Le major-général Sir Isaac Brock (1769-1812)

A portrait of Major-General Sir Isaac Brock, one of the greatest military heroes from Ontario’s past, is displayed prominently in the lobby of the Legislative Building.

Un  portrait du major général Sir Isaac Brock, un des plus grands héros militaires de l’histoire de l’Ontario, est bien en vue dans le hall de l’édifice législatif.

Brock prit le commandement des troupes britanniques du Haut-Canada (aujourd’hui l’Ontario) en 1810, à la suite d’une série de campagnes militaires couronnées de succès en Europe, où il se révéla un commandant efficace et habile. L’année suivante, Brock assuma aussi les fonctions de président et d’administrateur du Haut-Canada, en remplacement temporaire du lieutenant-gouverneur, qui avait pris congé et séjournait alors en Angleterre. Dans le cadre de ces fonctions, Brock se rendit compte que la guerre avec les États-Unis était imminente et il entreprit des préparatifs en vue de défendre sa colonie. À cet effet, il renforça les liens avec les Premières Nations de la région et forgea une alliance avec le chef des Shawnis, Tecumseh. Brock savait, en effet, que sans le soutien des guerriers autochtones, la défaite des Britanniques dans un conflit éventuel serait presque certaine.

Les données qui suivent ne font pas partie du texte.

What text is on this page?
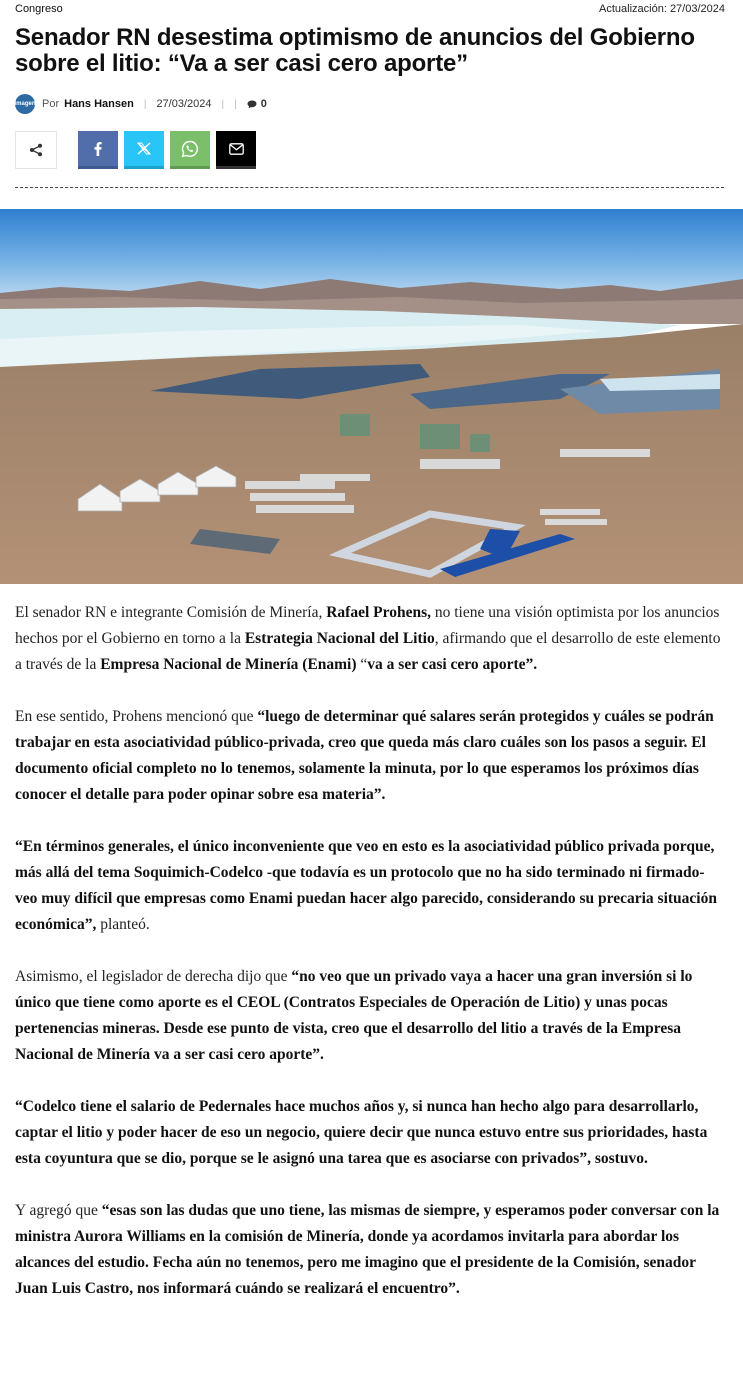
Congreso	Actualización: 27/03/2024
Senador RN desestima optimismo de anuncios del Gobierno sobre el litio: “Va a ser casi cero aporte”
Imagen Por Hans Hansen | 27/03/2024 | | 0

El senador RN e integrante Comisión de Minería, Rafael Prohens, no tiene una visión optimista por los anuncios hechos por el Gobierno en torno a la Estrategia Nacional del Litio, afirmando que el desarrollo de este elemento a través de la Empresa Nacional de Minería (Enami) “va a ser casi cero aporte”.

En ese sentido, Prohens mencionó que “luego de determinar qué salares serán protegidos y cuáles se podrán trabajar en esta asociatividad público-privada, creo que queda más claro cuáles son los pasos a seguir. El documento oficial completo no lo tenemos, solamente la minuta, por lo que esperamos los próximos días conocer el detalle para poder opinar sobre esa materia”.

“En términos generales, el único inconveniente que veo en esto es la asociatividad público privada porque, más allá del tema Soquimich-Codelco -que todavía es un protocolo que no ha sido terminado ni firmado- veo muy difícil que empresas como Enami puedan hacer algo parecido, considerando su precaria situación económica”, planteó.

Asimismo, el legislador de derecha dijo que “no veo que un privado vaya a hacer una gran inversión si lo único que tiene como aporte es el CEOL (Contratos Especiales de Operación de Litio) y unas pocas pertenencias mineras. Desde ese punto de vista, creo que el desarrollo del litio a través de la Empresa Nacional de Minería va a ser casi cero aporte”.

“Codelco tiene el salario de Pedernales hace muchos años y, si nunca han hecho algo para desarrollarlo, captar el litio y poder hacer de eso un negocio, quiere decir que nunca estuvo entre sus prioridades, hasta esta coyuntura que se dio, porque se le asignó una tarea que es asociarse con privados”, sostuvo.

Y agregó que “esas son las dudas que uno tiene, las mismas de siempre, y esperamos poder conversar con la ministra Aurora Williams en la comisión de Minería, donde ya acordamos invitarla para abordar los alcances del estudio. Fecha aún no tenemos, pero me imagino que el presidente de la Comisión, senador Juan Luis Castro, nos informará cuándo se realizará el encuentro”.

Peu après la déclaration de guerre officielle, Brock remporta une victoire cruciale à Détroit, grâce à ses alliés autochtones. En août 1812, Brock bluffa si bien le général américain William Hull, en encerclant le fort Détroit d’une force de seulement quelques centaines de miliciens et de guerriers autochtones, que le commandant américain capitula. De fait, il intimida ce dernier en lui mentant au sujet du nombre de ses troupes et en lui faisant accroire que le refus de se rendre conduirait à un bain de sang. Pour s’assurer que les Américains croiraient réellement que les forces britanniques surpassaient de loin, en nombre, les forces américaines, il créa l’illusion qu’il avait plusieurs milliers de soldats sous ses ordres, et ce, en les faisant apparaître et réapparaître à divers endroits aux alentours du fort Détroit. Cette déception finit par convaincre Hull de capituler, de sorte que presque 600 soldats américains furent faits prisonniers de guerre. Brock fut anobli au titre de chevalier en reconnaissance de sa victoire à Détroit.

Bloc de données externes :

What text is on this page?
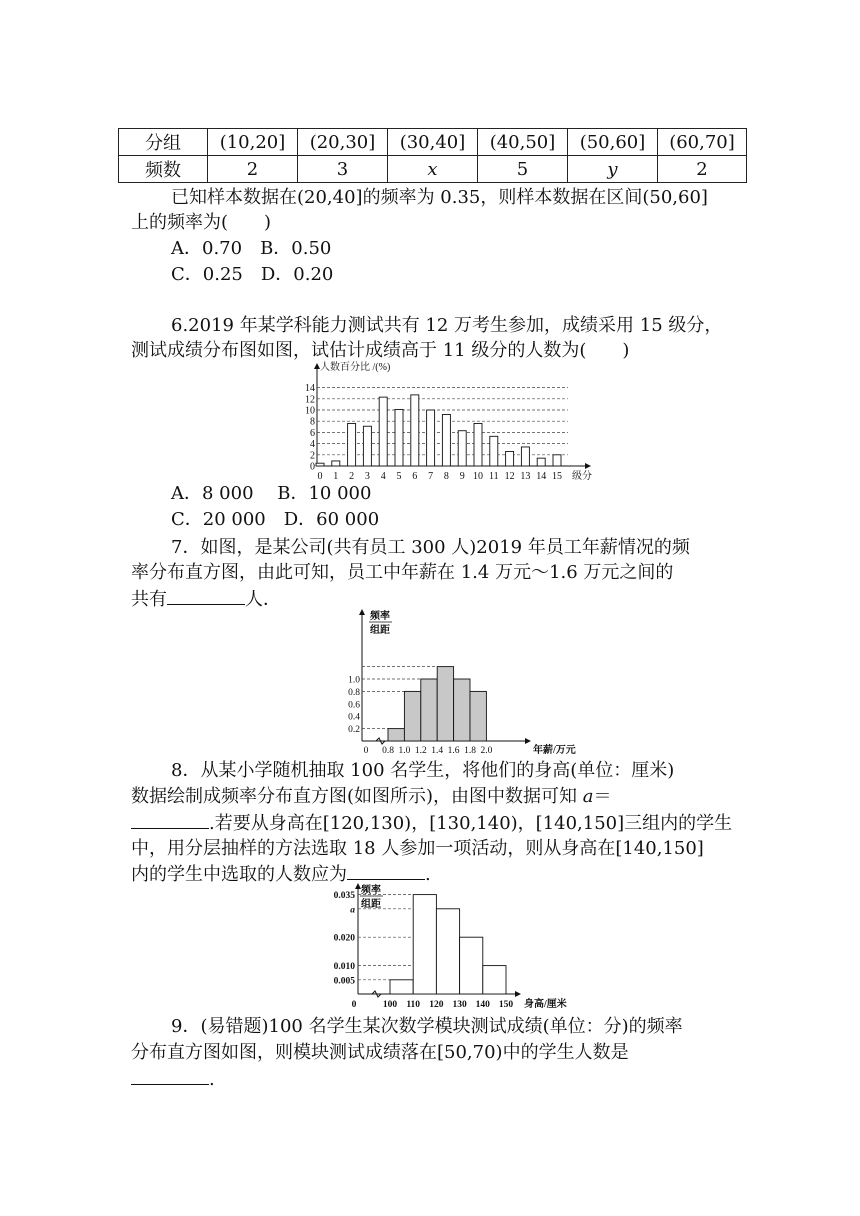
分组	(10,20]	(20,30]	(30,40]	(40,50]	(50,60]	(60,70]
频数	2	3	x	5	y	2
已知样本数据在(20,40]的频率为 0.35，则样本数据在区间(50,60]
上的频率为(　　)
A．0.70　B．0.50
C．0.25　D．0.20
6.2019 年某学科能力测试共有 12 万考生参加，成绩采用 15 级分，
测试成绩分布图如图，试估计成绩高于 11 级分的人数为(　　)
人数百分比 /(%)
0
2
4
6
8
10
12
14
0 1 2 3 4 5 6 7 8 9 10 11 12 13 14 15 级分
A．8 000　 B．10 000
C．20 000　D．60 000
7．如图，是某公司(共有员工 300 人)2019 年员工年薪情况的频
率分布直方图，由此可知，员工中年薪在 1.4 万元～1.6 万元之间的
共有	人．
频率
组距
0.2
0.4
0.6
0.8
1.0
0 0.8 1.0 1.2 1.4 1.6 1.8 2.0	年薪/万元
8．从某小学随机抽取 100 名学生，将他们的身高(单位：厘米)
数据绘制成频率分布直方图(如图所示)，由图中数据可知 a＝
.若要从身高在[120,130)，[130,140)，[140,150]三组内的学生
中，用分层抽样的方法选取 18 人参加一项活动，则从身高在[140,150]
内的学生中选取的人数应为	.
频率
组距
0.005
0.010
0.020
a
0.035
0	100 110 120 130 140 150 身高/厘米
9．(易错题)100 名学生某次数学模块测试成绩(单位：分)的频率
分布直方图如图，则模块测试成绩落在[50,70)中的学生人数是
.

Plusieurs mois plus tard, soit en octobre 1812, les Américains dirigèrent un assaut majeur contre le Haut-Canada lors de la bataille de Queenston Heights. Au cours de l’attaque, des soldats américains traversèrent la rivière Niagara et se mirent à escalader les falaises hautes de 300 pieds se trouvant près de Queenston pour avancer vers les positions britanniques. Une victoire militaire aurait permis aux Américains de prendre fermement pied au Canada, mettant ainsi en péril la maîtrise du Haut-Canada par les Britanniques. Conscient de ce danger, Brock se résolut à entreprendre une contre-attaque audacieuse, se précipitant lui-même dans la bataille à la tête de ses troupes. Or, en raison de sa grande taille et de son uniforme d’officier, il était une cible facile pour les tireurs d’élite américains. Le major général fut atteint d’une balle dans la poitrine et blessé mortellement. Le général Roger Sheaffe assuma alors le commandement des forces britanniques et réussit à tenir les Américains à distance, remportant ainsi la victoire dans cette bataille cruciale. Le courage de Brock lui valut d’être reconnu comme héros de guerre canadien. Pour l’honorer, un monument en forme d’une grande colonne corinthienne, dont le pied renferme encore aujourd’hui sa dépouille, fut érigé au sommet des hauteurs surplombant Queenston.